Court Opinion

ID: 9864056
Source: CourtListenerOpinion
Date Created: 2023-09-25 12:05:12.038112+00
Date Added: 2024-06-11T12:08:22.084489
License: Public Domain

ALICE M. BATCHELDER, Circuit Judge,
concurring in the judgment.
CONCURRENCE
Because this court is bound by its recent precedent in Berera v. Mesa Medical Group, 779 F.3d 352 (6th Cir.2015), I concur in the judgment of -this panel. Nevertheless, I write separately to express my strong disagreement with the rationale upon which this case and the Berera case rest.
Ednacot’s complaint alleged breach of contract, conversion, fraud, negligence, and a violation of Kentucky’s wage laws. In order for the federal district court to have jurisdiction over the case, the court had to recast that complaint into one claiming a federal tax refund. While there may be cases in which such a reconstruction is proper in light of the artful pleading doctrine, this is not such a case. The specter of a tax refund claim only arises from the secondary fact that Mesa Medical Group used the money it skimmed — i.e., stole — from Ednacot’s wages to pay the employer’s — i.e., Mesa Medical’s — share of "FICA and FUTA taxes! But what a thief does with his loot is immaterial to the victim’s claim against him.
By reclassifying this as a tax refund claim, we force Ednacot — like other similarly unfortunate employees — to seek an administrative remedy with the IRS. But Ednacot has no complaint against the IRS, and the IRS has no reason to grant a refund. The FICA taxes that were due for Ednacot’s employment — both the employee’s and employer’s shares — have been paid. In fact, Ednacot positively does not want a tax refund, since such a refund would mean that she has an unpaid tax liability and her benefits are no longer properly covered. Essentially, a tax refund would mean she has recouped her skimmed wages at the cost of her benefit coverage.
Moreover, it is not the IRS’s concern if the funds with which these taxes were paid were somehow tainted. If the IRS is the bona fide receiver of tax payments consisting of skimmed wages, there is no authority that requires the IRS to refund those taxes — which were in fact due — and then recoup the balance from the miscreant employer. The employee’s only chance of remedy lies with the employer, not with the IRS. Yet the court’s disposition of this case precludes an action by the employee against the employer wherever the employer claims to have used the skimmed funds to pay its taxes.

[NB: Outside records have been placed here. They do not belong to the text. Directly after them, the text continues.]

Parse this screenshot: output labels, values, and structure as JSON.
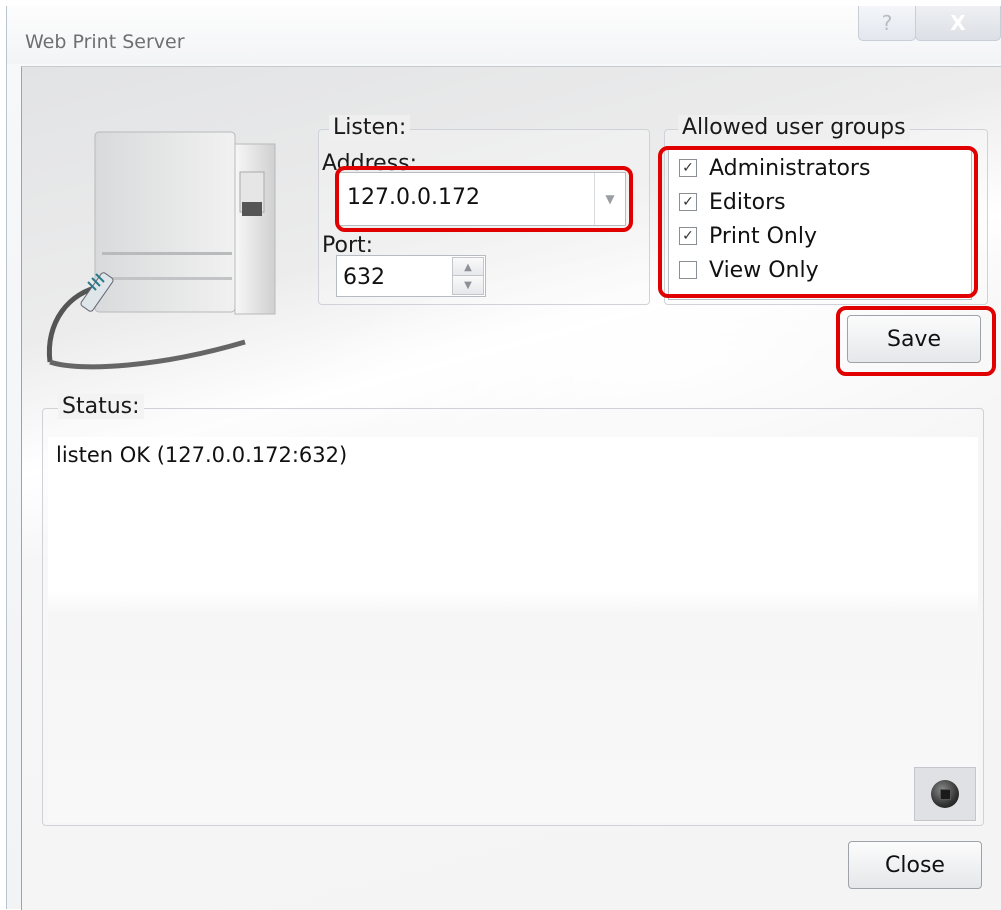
{
  "window": {
    "title": "Web Print Server",
    "help_glyph": "?",
    "close_glyph": "X"
  },
  "listen": {
    "legend": "Listen:",
    "address_label": "Address:",
    "address_value": "127.0.0.172",
    "port_label": "Port:",
    "port_value": "632"
  },
  "groups": {
    "legend": "Allowed user groups",
    "items": [
      {
        "label": "Administrators",
        "checked": true
      },
      {
        "label": "Editors",
        "checked": true
      },
      {
        "label": "Print Only",
        "checked": true
      },
      {
        "label": "View Only",
        "checked": false
      }
    ]
  },
  "buttons": {
    "save": "Save",
    "close": "Close"
  },
  "status": {
    "legend": "Status:",
    "text": "listen OK (127.0.0.172:632)"
  },
  "icons": {
    "printer": "printer-with-network-cable-icon",
    "stop": "stop-icon",
    "dropdown": "chevron-down-icon",
    "spin_up": "spin-up-icon",
    "spin_down": "spin-down-icon"
  },
  "colors": {
    "highlight": "#e00000",
    "title_text": "#6f6f6f"
  }
}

It is true that the protections of § 7422(a) have been extended to shield airline companies to the extent that they “effectively act as agents for the IRS by collecting excise taxes from passengers.” Mikulski v. Centerior Energy Corp., 501 F.3d 555, 564-65 (6th Cir.2007). But the position of an employer who concocts a scheme to cover its own tax liability by skimming funds from its employees’ wages is entirely different from the position of an airline company that was specifically entrusted with the responsibility of collecting taxes for the IRS. Berera forces us to treat these disparate situations as being the same. Essentially, the Berera line of reasoning deputizes every employer to enjoy the same immunity that the United States government enjoys under 26 U.S.C. § 7422(a). Rather than filing suit against the employer-who would now be regarded *641as acting as an agent of the IRS — the employee must file for an administrative remedy with the IRS. And we are assured that the IRS will chasten the sticky-fingered employer. Even if this is not an empty assurance, it hardly seems like the proper solution.
Furthermore, even if Mesa Medical Group is supposed to be treated as an agent of the IRS (insofar as it is required to collect and pay FICA and FUTA taxes on behalf of its employees), then the proper remedy is still not for Ednaeot to file a tax refund claim with the IRS. Rather, this ease would fall under 26 U.S.C. § 7433, which creates a cause of action for civil damages for certain unauthorized collection actions, assuming that Mesa Medical’s action can be thus characterized.
There is no reason to recast a very simple state law claim as a highly complicated federal tax refund claim. In the end, such a reconstruction leaves the plaintiffs without any plausible avenue for redress and it federalizes an entire class of cases that should properly remain within the jurisdiction of the state courts.